10/13/2017 5:02:47 PM
|written By : Team India Se|
When you think of Bugis the first thought that comes to mind is the bustling shopping district, rows of restaurants, the Sultan Mosque and the Malay Heritage Centre.
In a bold initiative, the Malay Heritage Centre has recently unveiled the latest exhibition and CultureFest tracing the history and traditions of the Bugis community. Titled, Sirri na Pesse: Navigating Bugis Identities in Singapore, the exhibition relates little-known stories of the Bugis people in Singapore, as well as the unique traditions that journeyed with them from their ancestral homeland in South Sulawesi, and how they are manifested in the modern context of Singapore today.
Curated by Suhaili Osman and Nasri Shah, the Bugis community was known for being both notorious and daring seafarers. On the one hand they were known to be pirates and thus stigmatised as bogeyman while on the other they were traders who had a strong influence over the Sultanate of Johar.
The culture of the Buginese people have had many influences including, Hindu, Sino, Islamic and colonial. The exhibition features various artifacts that highlight this such as an antique Makassarese brass chest that has Chettinad traits, the Naga bracelet influenced by Hinduism, a brass caping (modesty plate) with Chinese characters worn by children under the age of 5 to ward off evil spirits or the Buginese script that was influenced by the Arabs.
But what was most interesting and progressive was the acceptance by the ancient Bugis of five gender identities, making current societal attitudes appear almost regressive. These were Makkunrai (masculine male), calabai (masculine female), oroane (feminine female), calalai (masculine femaile) and bissu (androgynous person). Of particular interest to Indians will likely be this acceptance of multiple gender identities which appear to have a strong link to ancient Hindu traditions where, sometimes, even Gods manifested a dual male-female power.
“Gender in the Bugis community was not viewed in binary categories but rather comprises fluid configurations of masculine and feminine bodies and behaviours. This was accepted and the bissu was seen as a conduit that connects the seen and unseen worlds,” said Osman.

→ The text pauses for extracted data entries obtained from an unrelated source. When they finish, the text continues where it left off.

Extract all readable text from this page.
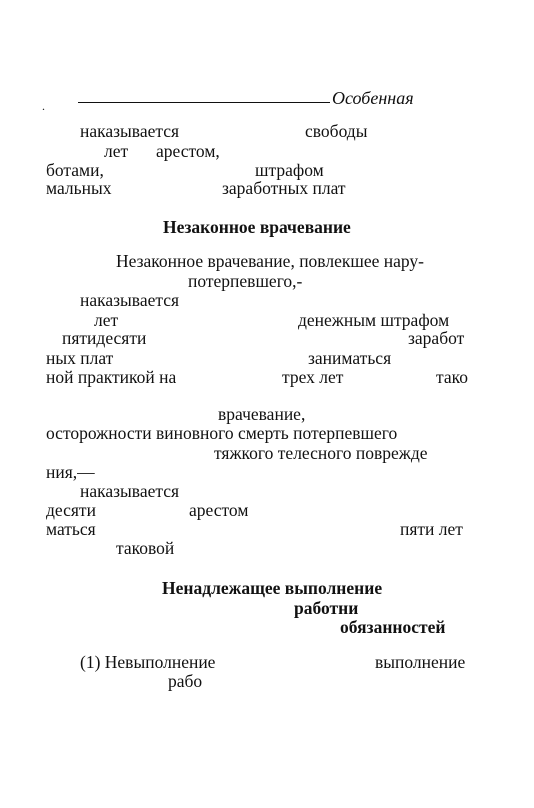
.	Особенная
наказывается	свободы
лет арестом,
ботами,	штрафом
мальных	заработных плат
Незаконное врачевание
Незаконное врачевание, повлекшее нару-
потерпевшего,-
наказывается
лет	денежным штрафом
пятидесяти	заработ
ных плат	заниматься
ной практикой на	трех лет	тако
врачевание,
осторожности виновного смерть потерпевшего
тяжкого телесного поврежде
ния,—
наказывается
десяти	арестом
маться	пяти лет
таковой
Ненадлежащее выполнение
работни
обязанностей
(1) Невыполнение	выполнение
рабо
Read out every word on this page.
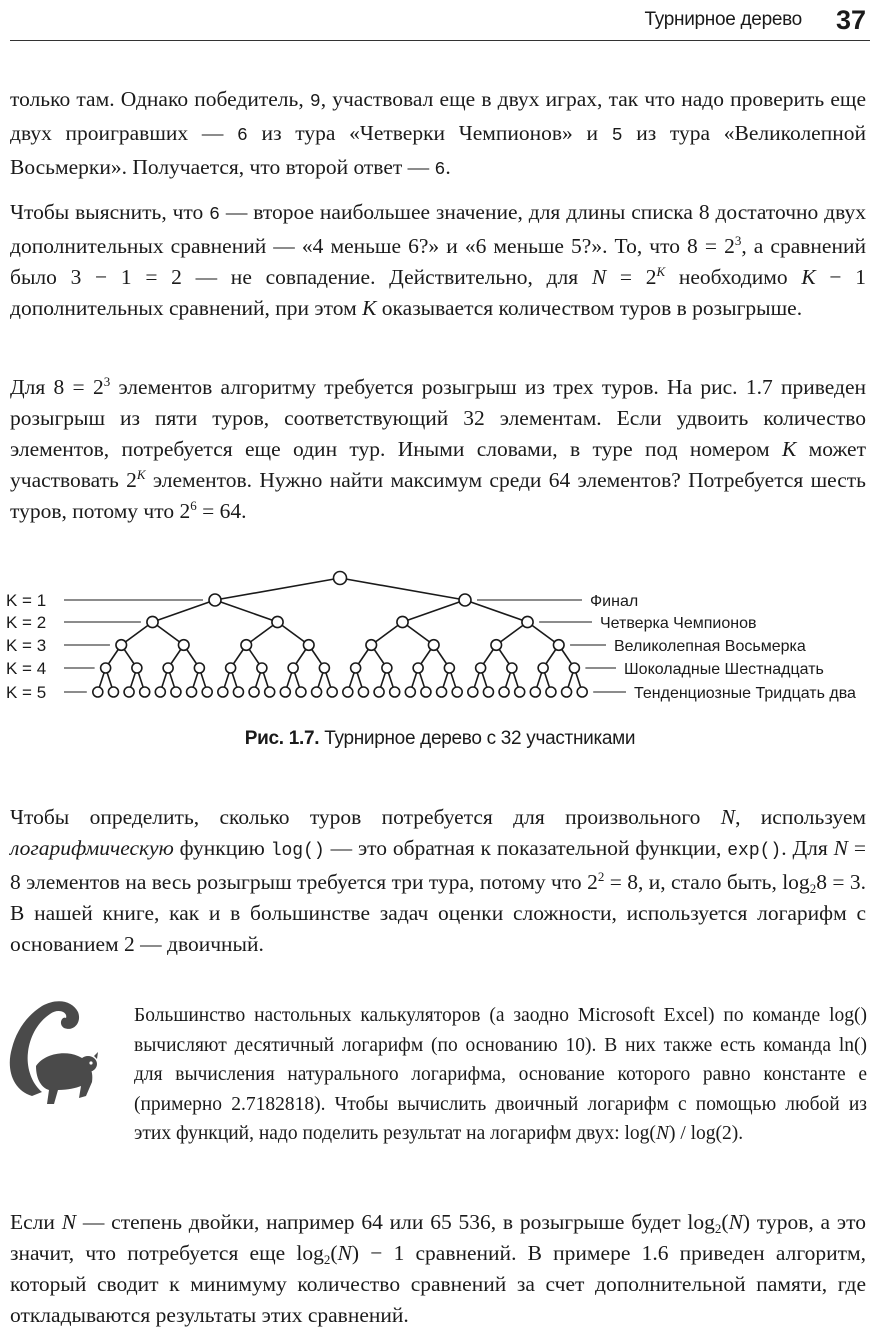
Турнирное дерево 37

только там. Однако победитель, 9, участвовал еще в двух играх, так что надо проверить еще двух проигравших — 6 из тура «Четверки Чемпионов» и 5 из тура «Великолепной Восьмерки». Получается, что второй ответ — 6.

Чтобы выяснить, что 6 — второе наибольшее значение, для длины списка 8 достаточно двух дополнительных сравнений — «4 меньше 6?» и «6 меньше 5?». То, что $8 = 2^3$, а сравнений было 3 − 1 = 2 — не совпадение. Действительно, для $N = 2^K$ необходимо K − 1 дополнительных сравнений, при этом K оказывается количеством туров в розыгрыше.

Для $8 = 2^3$ элементов алгоритму требуется розыгрыш из трех туров. На рис. 1.7 приведен розыгрыш из пяти туров, соответствующий 32 элементам. Если удвоить количество элементов, потребуется еще один тур. Иными словами, в туре под номером K может участвовать $2^K$ элементов. Нужно найти максимум среди 64 элементов? Потребуется шесть туров, потому что $2^6 = 64$.

K = 1	Финал
K = 2	Четверка Чемпионов
K = 3	Великолепная Восьмерка
K = 4	Шоколадные Шестнадцать
K = 5	Тенденциозные Тридцать два
Рис. 1.7. Турнирное дерево с 32 участниками

Чтобы определить, сколько туров потребуется для произвольного N, используем логарифмическую функцию log() — это обратная к показательной функции, exp(). Для N = 8 элементов на весь розыгрыш требуется три тура, потому что $2^2 = 8$, и, стало быть, $\log_28 = 3$. В нашей книге, как и в большинстве задач оценки сложности, используется логарифм с основанием 2 — двоичный.

Большинство настольных калькуляторов (а заодно Microsoft Excel) по команде log() вычисляют десятичный логарифм (по основанию 10). В них также есть команда ln() для вычисления натурального логарифма, основание которого равно константе e (примерно 2.7182818). Чтобы вычислить двоичный логарифм с помощью любой из этих функций, надо поделить результат на логарифм двух: log(N) / log(2).

Если N — степень двойки, например 64 или 65 536, в розыгрыше будет $\log_2(N)$ туров, а это значит, что потребуется еще $\log_2(N) - 1$ сравнений. В примере 1.6 приведен алгоритм, который сводит к минимуму количество сравнений за счет дополнительной памяти, где откладываются результаты этих сравнений.
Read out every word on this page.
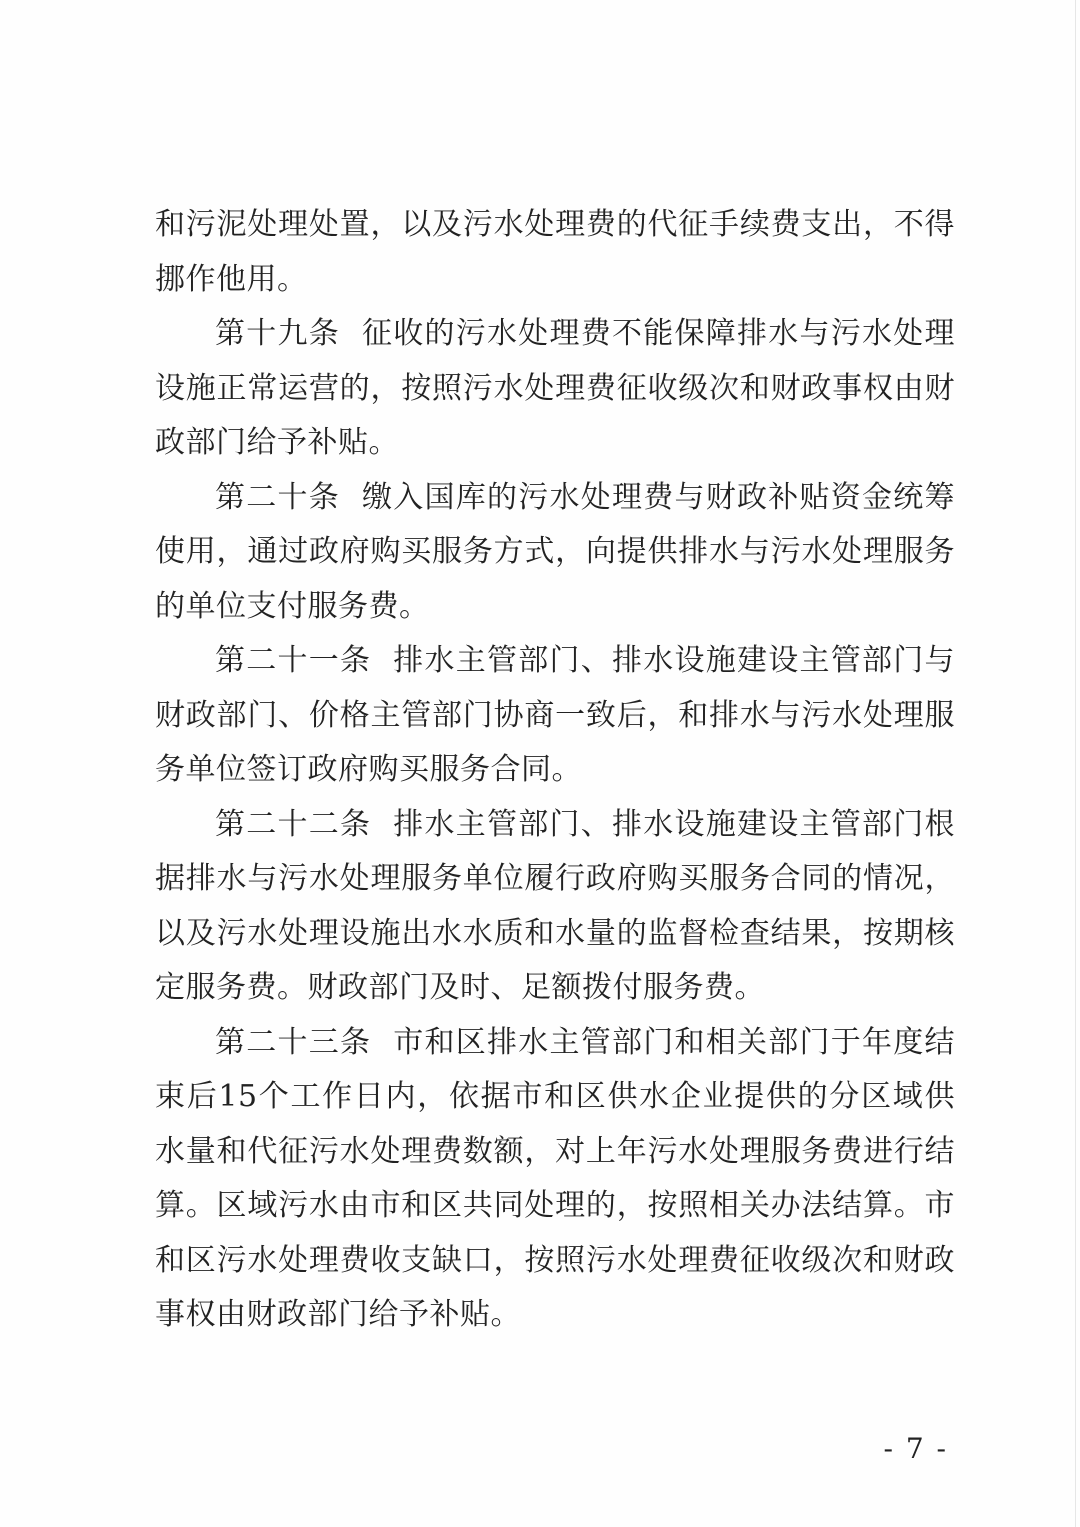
和污泥处理处置，以及污水处理费的代征手续费支出，不得挪作他用。

第十九条 征收的污水处理费不能保障排水与污水处理设施正常运营的，按照污水处理费征收级次和财政事权由财政部门给予补贴。

第二十条 缴入国库的污水处理费与财政补贴资金统筹使用，通过政府购买服务方式，向提供排水与污水处理服务的单位支付服务费。

第二十一条 排水主管部门、排水设施建设主管部门与财政部门、价格主管部门协商一致后，和排水与污水处理服务单位签订政府购买服务合同。

第二十二条 排水主管部门、排水设施建设主管部门根据排水与污水处理服务单位履行政府购买服务合同的情况，以及污水处理设施出水水质和水量的监督检查结果，按期核定服务费。财政部门及时、足额拨付服务费。

第二十三条 市和区排水主管部门和相关部门于年度结束后15个工作日内，依据市和区供水企业提供的分区域供水量和代征污水处理费数额，对上年污水处理服务费进行结算。区域污水由市和区共同处理的，按照相关办法结算。市和区污水处理费收支缺口，按照污水处理费征收级次和财政事权由财政部门给予补贴。

- 7 -
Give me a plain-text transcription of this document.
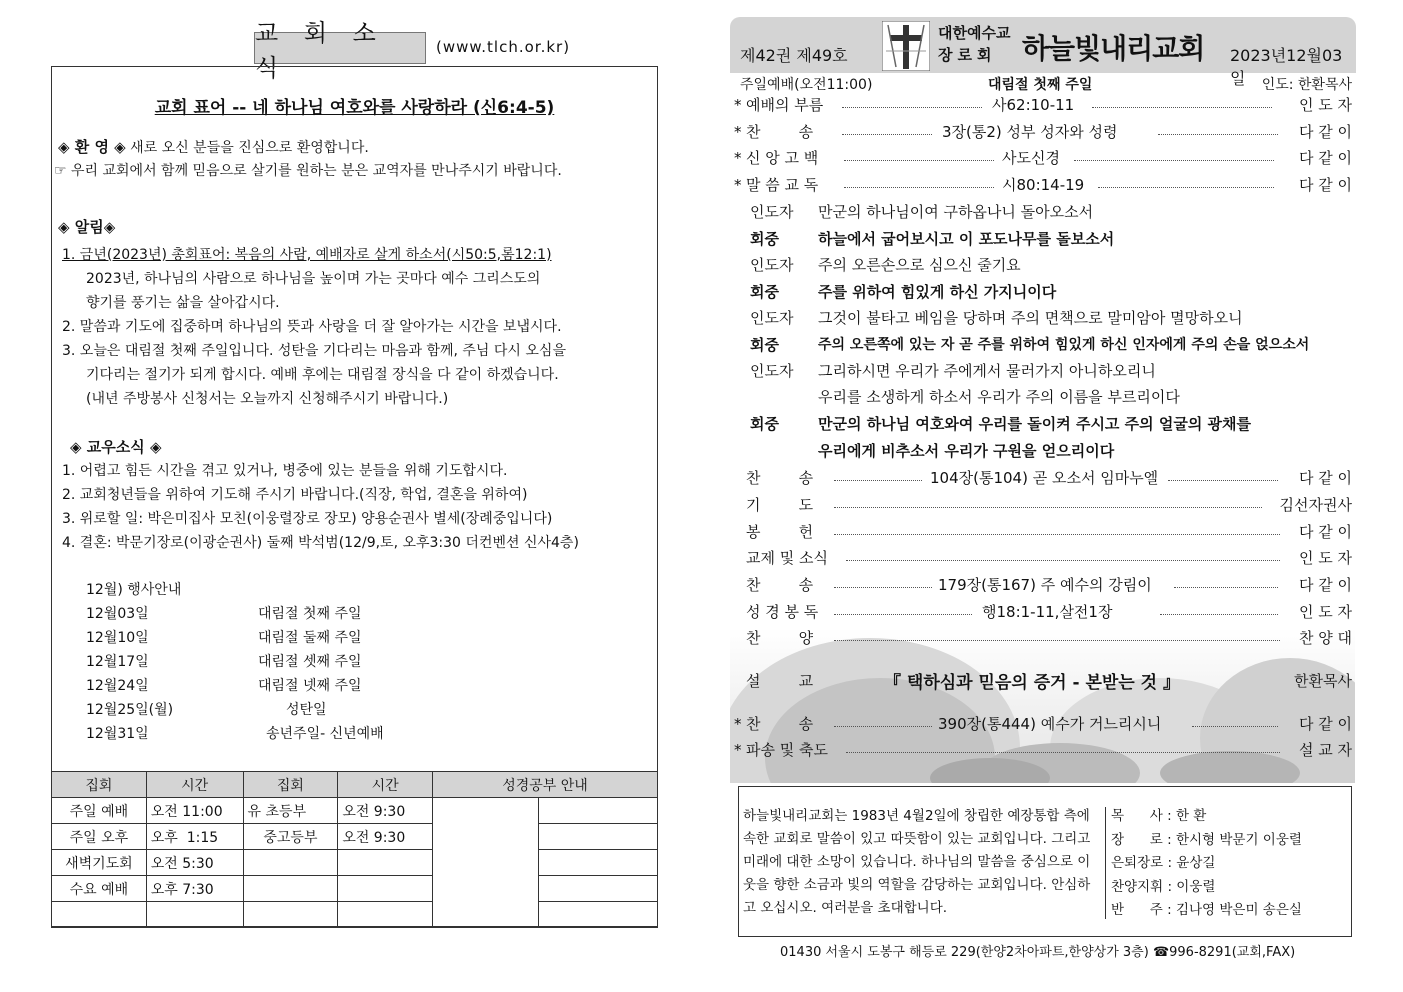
교 회 소 식
(www.tlch.or.kr)
교회 표어 -- 네 하나님 여호와를 사랑하라 (신6:4-5)
◈ 환 영 ◈ 새로 오신 분들을 진심으로 환영합니다.
☞ 우리 교회에서 함께 믿음으로 살기를 원하는 분은 교역자를 만나주시기 바랍니다.
◈ 알림◈
1. 금년(2023년) 총회표어: 복음의 사람, 예배자로 살게 하소서(시50:5,롬12:1)
2023년, 하나님의 사람으로 하나님을 높이며 가는 곳마다 예수 그리스도의
향기를 풍기는 삶을 살아갑시다.
2. 말씀과 기도에 집중하며 하나님의 뜻과 사랑을 더 잘 알아가는 시간을 보냅시다.
3. 오늘은 대림절 첫째 주일입니다. 성탄을 기다리는 마음과 함께, 주님 다시 오심을
기다리는 절기가 되게 합시다. 예배 후에는 대림절 장식을 다 같이 하겠습니다.
(내년 주방봉사 신청서는 오늘까지 신청해주시기 바랍니다.)
◈ 교우소식 ◈
1. 어렵고 힘든 시간을 겪고 있거나, 병중에 있는 분들을 위해 기도합시다.
2. 교회청년들을 위하여 기도해 주시기 바랍니다.(직장, 학업, 결혼을 위하여)
3. 위로할 일: 박은미집사 모친(이웅렬장로 장모) 양용순권사 별세(장례중입니다)
4. 결혼: 박문기장로(이광순권사) 둘째 박석범(12/9,토, 오후3:30 더컨벤션 신사4층)
12월) 행사안내
12월03일	대림절 첫째 주일
12월10일	대림절 둘째 주일
12월17일	대림절 셋째 주일
12월24일	대림절 넷째 주일
12월25일(월)	성탄일
12월31일	송년주일- 신년예배
집회	시간	집회	시간	성경공부 안내	
주일 예배	오전 11:00	유 초등부	오전 9:30		
주일 오후	오후  1:15	중고등부	오전 9:30		
새벽기도회	오전 5:30				
수요 예배	오후 7:30				

제42권 제49호
대한예수교
장로회 하늘빛내리교회 2023년12월03일
주일예배(오전11:00)	대림절 첫째 주일	인도: 한환목사
* 예배의 부름	사62:10-11	인 도 자
* 찬        송	3장(통2) 성부 성자와 성령	다 같 이
* 신 앙 고 백	사도신경	다 같 이
* 말 씀 교 독	시80:14-19	다 같 이
인도자 만군의 하나님이여 구하옵나니 돌아오소서
회중	하늘에서 굽어보시고 이 포도나무를 돌보소서
인도자 주의 오른손으로 심으신 줄기요
회중	주를 위하여 힘있게 하신 가지니이다
인도자 그것이 불타고 베임을 당하며 주의 면책으로 말미암아 멸망하오니
회중	주의 오른쪽에 있는 자 곧 주를 위하여 힘있게 하신 인자에게 주의 손을 얹으소서
인도자 그리하시면 우리가 주에게서 물러가지 아니하오리니
우리를 소생하게 하소서 우리가 주의 이름을 부르리이다
회중	만군의 하나님 여호와여 우리를 돌이켜 주시고 주의 얼굴의 광채를
우리에게 비추소서 우리가 구원을 얻으리이다
찬        송	104장(통104) 곧 오소서 임마누엘	다 같 이
기        도	김선자권사
봉        헌	다 같 이
교제 및 소식	인 도 자
찬        송	179장(통167) 주 예수의 강림이	다 같 이
성 경 봉 독	행18:1-11,살전1장	인 도 자
찬        양	찬 양 대
설        교	한환목사
『 택하심과 믿음의 증거 - 본받는 것 』
* 찬        송	390장(통444) 예수가 거느리시니	다 같 이
* 파송 및 축도	설 교 자
하늘빛내리교회는 1983년 4월2일에 창립한 예장통합 측에 속한 교회로 말씀이 있고 따뜻함이 있는 교회입니다. 그리고 미래에 대한 소망이 있습니다. 하나님의 말씀을 중심으로 이웃을 향한 소금과 빛의 역할을 감당하는 교회입니다. 안심하고 오십시오. 여러분을 초대합니다.
목      사 : 한 환
장      로 : 한시형 박문기 이웅렬
은퇴장로 : 윤상길
찬양지휘 : 이웅렬
반      주 : 김나영 박은미 송은실
01430 서울시 도봉구 해등로 229(한양2차아파트,한양상가 3층) ☎996-8291(교회,FAX)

Historians and visitors will no doubt find strong echoes in Hinduism where there are diverse approaches to conceptualizing God and gender. Many Hindus focus upon impersonal Absolute Brahman which is genderless. Other Hindu traditions conceive God as androgynous (Ardhanarisvara), alternatively as either male or female, while cherishing gender henotheism that is without denying the existence of other Gods in either gender.
The exhibition also has a special activity area and kit for children, musical performances, talks and heritage trail walks to keep the public engaged.